As of 1 July 2022, the lives of countless diabetics Australia-wide are about to change dramatically. The government has finally signed off on the subsidisation of the Continual Glucose Monitor (CGM) for anyone living with this chronic illness. Previously, subsidisation of CGMs were only eligible for people younger than 21, in possession of a concession or seniors’ card, or trying to fall pregnant. Otherwise, CGMs could cost the average Australian up to $10, 000 annually. Many, of course, have not been able to afford this potentially life-saving technology, until now, where it will cost $31 a month for the device from 1 July.
The push to see this device subsidised has spanned decades. It is a decision that will save the healthcare system exponentially in the long run. As the CGM gives its users the ability to control their blood glucose levels with Blood glucose monitors more closely than perhaps they were ever able to before. The German technology that allows the device to alert the phone it is connected to via bluetooth is technology that truly has the ability to save a life. As someone who lives with diabetes and Addison’s disease, I am a perfect example of a person whose life might be saved by this device. There have been several instances where I have lost consciousness in my sleep, due to both diseases working together to my detriment, and I have woken (or come to) suffering very low blood glucose levels (a hypo) and having an Addisonian crisis subsequently. I have landed in hospital following this nearly every time, with nurses and doctors urgently trying to raise my blood glucose levels before I slip into unconsciousness and/or a coma. If I had had a CGM attached to me at any of these times, it would have alerted my phone as soon as my BGLs started becoming too low and I would have woken and been able to treat it before the situation got dire without my knowledge.

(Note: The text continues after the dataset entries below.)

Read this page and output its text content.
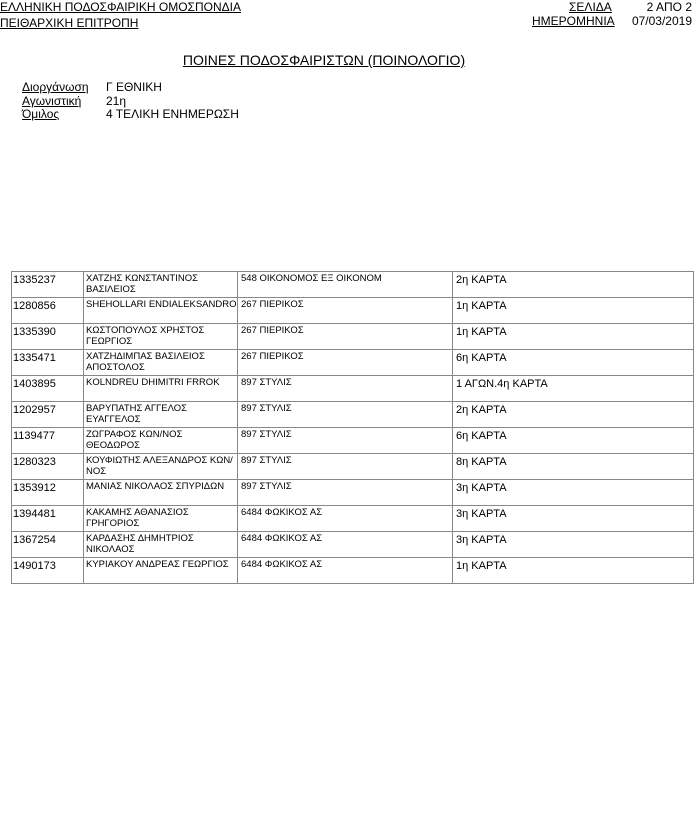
ΕΛΛΗΝΙΚΗ ΠΟΔΟΣΦΑΙΡΙΚΗ ΟΜΟΣΠΟΝΔΙΑ
ΠΕΙΘΑΡΧΙΚΗ ΕΠΙΤΡΟΠΗ
ΣΕΛΙΔΑ	2 ΑΠΟ 2
ΗΜΕΡΟΜΗΝΙΑ 07/03/2019
ΠΟΙΝΕΣ ΠΟΔΟΣΦΑΙΡΙΣΤΩΝ (ΠΟΙΝΟΛΟΓΙΟ)
Διοργάνωση Γ ΕΘΝΙΚΗ
Αγωνιστική 21η
Όμιλος	4 ΤΕΛΙΚΗ ΕΝΗΜΕΡΩΣΗ
1335237	ΧΑΤΖΗΣ ΚΩΝΣΤΑΝΤΙΝΟΣ ΒΑΣΙΛΕΙΟΣ	548 ΟΙΚΟΝΟΜΟΣ ΕΞ ΟΙΚΟΝΟΜ	2η ΚΑΡΤΑ
1280856	SHEHOLLARI ENDIALEKSANDRO	267 ΠΙΕΡΙΚΟΣ	1η ΚΑΡΤΑ
1335390	ΚΩΣΤΟΠΟΥΛΟΣ ΧΡΗΣΤΟΣ ΓΕΩΡΓΙΟΣ	267 ΠΙΕΡΙΚΟΣ	1η ΚΑΡΤΑ
1335471	ΧΑΤΖΗΔΙΜΠΑΣ ΒΑΣΙΛΕΙΟΣ ΑΠΟΣΤΟΛΟΣ	267 ΠΙΕΡΙΚΟΣ	6η ΚΑΡΤΑ
1403895	KOLNDREU DHIMITRI FRROK	897 ΣΤΥΛΙΣ	1 ΑΓΩΝ.4η ΚΑΡΤΑ
1202957	ΒΑΡΥΠΑΤΗΣ ΑΓΓΕΛΟΣ ΕΥΑΓΓΕΛΟΣ	897 ΣΤΥΛΙΣ	2η ΚΑΡΤΑ
1139477	ΖΩΓΡΑΦΟΣ ΚΩΝ/ΝΟΣ ΘΕΟΔΩΡΟΣ	897 ΣΤΥΛΙΣ	6η ΚΑΡΤΑ
1280323	ΚΟΥΦΙΩΤΗΣ ΑΛΕΞΑΝΔΡΟΣ ΚΩΝ/ΝΟΣ	897 ΣΤΥΛΙΣ	8η ΚΑΡΤΑ
1353912	ΜΑΝΙΑΣ ΝΙΚΟΛΑΟΣ ΣΠΥΡΙΔΩΝ	897 ΣΤΥΛΙΣ	3η ΚΑΡΤΑ
1394481	ΚΑΚΑΜΗΣ ΑΘΑΝΑΣΙΟΣ ΓΡΗΓΟΡΙΟΣ	6484 ΦΩΚΙΚΟΣ ΑΣ	3η ΚΑΡΤΑ
1367254	ΚΑΡΔΑΣΗΣ ΔΗΜΗΤΡΙΟΣ ΝΙΚΟΛΑΟΣ	6484 ΦΩΚΙΚΟΣ ΑΣ	3η ΚΑΡΤΑ
1490173	ΚΥΡΙΑΚΟΥ ΑΝΔΡΕΑΣ ΓΕΩΡΓΙΟΣ	6484 ΦΩΚΙΚΟΣ ΑΣ	1η ΚΑΡΤΑ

Australia pharmacy will see a consequent rise in the sales of CGMs as they are being made affordable to many more, and will have to keep up with the dramatically increased demand for them as a result. The ability to be able to track what our BGLs are doing more closely than perhaps a glucometer will allow us is what will save the healthcare system so much in the long run. Where a lapse in control over the disease has seen many suffer from organ failure, amputation and many other subsequent diseases, the close control the device allows you to have in terms of being altered to high and low blood glucose levels and the ability to track what your levels are doing 24/7 is what makes it such a game changer. This close control will mean that we have the ability to remain more closely in range, and therefore not causing our bodies harm by sugar peaks and troughs that can otherwise so easily occur.
It is a huge step in the right direction in terms of healthcare in Australia, and another reason as to why our healthcare system is competitive with most in the world. Australia pharmacy is about to receive an influx of diabetic customers as they’ve never seen before.

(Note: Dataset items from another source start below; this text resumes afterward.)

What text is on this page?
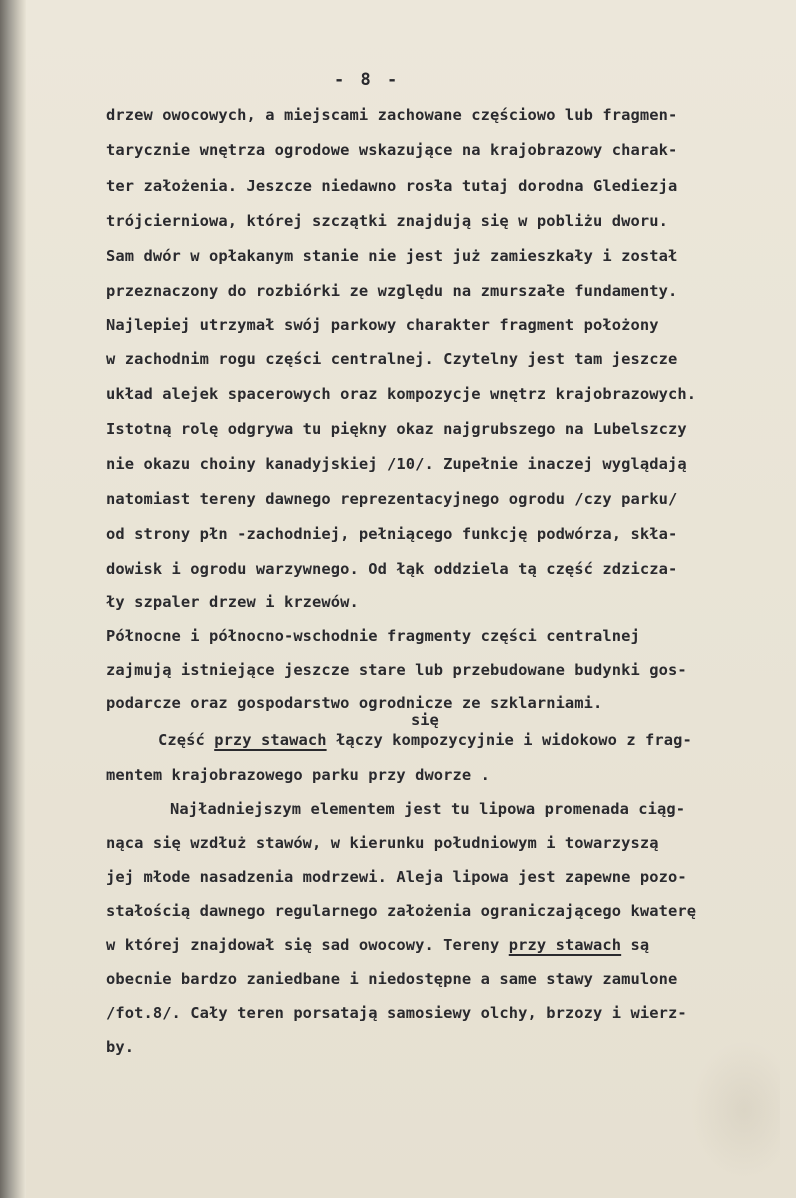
- 8 -
drzew owocowych, a miejscami zachowane częściowo lub fragmen-
tarycznie wnętrza ogrodowe wskazujące na krajobrazowy charak-
ter założenia. Jeszcze niedawno rosła tutaj dorodna Glediezja
trójcierniowa, której szczątki znajdują się w pobliżu dworu.
Sam dwór w opłakanym stanie nie jest już zamieszkały i został
przeznaczony do rozbiórki ze względu na zmurszałe fundamenty.
Najlepiej utrzymał swój parkowy charakter fragment położony
w zachodnim rogu części centralnej. Czytelny jest tam jeszcze
układ alejek spacerowych oraz kompozycje wnętrz krajobrazowych.
Istotną rolę odgrywa tu piękny okaz najgrubszego na Lubelszczy
nie okazu choiny kanadyjskiej /10/. Zupełnie inaczej wyglądają
natomiast tereny dawnego reprezentacyjnego ogrodu /czy parku/
od strony płn -zachodniej, pełniącego funkcję podwórza, skła-
dowisk i ogrodu warzywnego. Od łąk oddziela tą część zdzicza-
ły szpaler drzew i krzewów.
Północne i północno-wschodnie fragmenty części centralnej
zajmują istniejące jeszcze stare lub przebudowane budynki gos-
podarcze oraz gospodarstwo ogrodnicze ze szklarniami.
się
Część przy stawach łączy kompozycyjnie i widokowo z frag-
mentem krajobrazowego parku przy dworze .
Najładniejszym elementem jest tu lipowa promenada ciąg-
nąca się wzdłuż stawów, w kierunku południowym i towarzyszą
jej młode nasadzenia modrzewi. Aleja lipowa jest zapewne pozo-
stałością dawnego regularnego założenia ograniczającego kwaterę
w której znajdował się sad owocowy. Tereny przy stawach są
obecnie bardzo zaniedbane i niedostępne a same stawy zamulone
/fot.8/. Cały teren porsatają samosiewy olchy, brzozy i wierz-
by.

The CGM would have come especially in handy the night, about three years ago, when I was out to dinner with my (not-yet) boyfriend. Our second date, in fact. I had ordered off the menu of the restaurant we were in, and given myself an injection of insulin in anticipation of the meal about to come out. What I was expecting to be a hearty bowl of ravioli, came out, instead as a fancy three-piece plate of the pasta. Way too pretentiously portioned for the restaurant we were in. I thought nothing of it except ‘oh I’m probably gonna be hungry later’.
Not much later, we were taking a walk around The Rocks. We were minutes in (for memory) when I felt my body jolting in ways it had never before; I was having a seizure. My next memory is of waking up (or, as it turned out, coming to) on the ground with a French woman speaking French as she knelt over me. I could hear sirens wailing as well, it didn’t take me long to work out they were directed at me. I was very reluctant to go with the paramedics to the hospital, until they tested my BGL. It was one-point-something. That is the point that many go into a coma. It was no wonder I had had a seizure.
I went to the hospital.
Here’s what could’ve happened differently if I had had a CGM on me at the time:
I would have taken my insulin. To paint the picture as accurately as possible, I was in the habit back then of blindly calculating how much insulin I should take with my meal, without checking my BGLs first to make a more informed calculation. That night was no exception. It may have had as significant a repercussion as taking too much insulin for what was the amount of food I was presented with.
That aside, my CGM would have alerted me the second my BGL dropped below 4.1. Whether that happened before or after dinner that night, it would have given me the information I needed to a) give myself a more appropriate amount of insulin with my meal (although this may still have been too much if I had injected before the meal came out) and b) respond immediately by giving myself something sugary and/or carby to bring my levels back up, before it reached the point of becoming catastrophic.
Sometimes I feel the symptoms of a hypo coming on, and can address it immediately. Other times, it evades my attention until it is very low and I am at a critical point.
It feels needless to say that the chances of my BGLs getting so low as to cause me to seizure, would have been slim to none.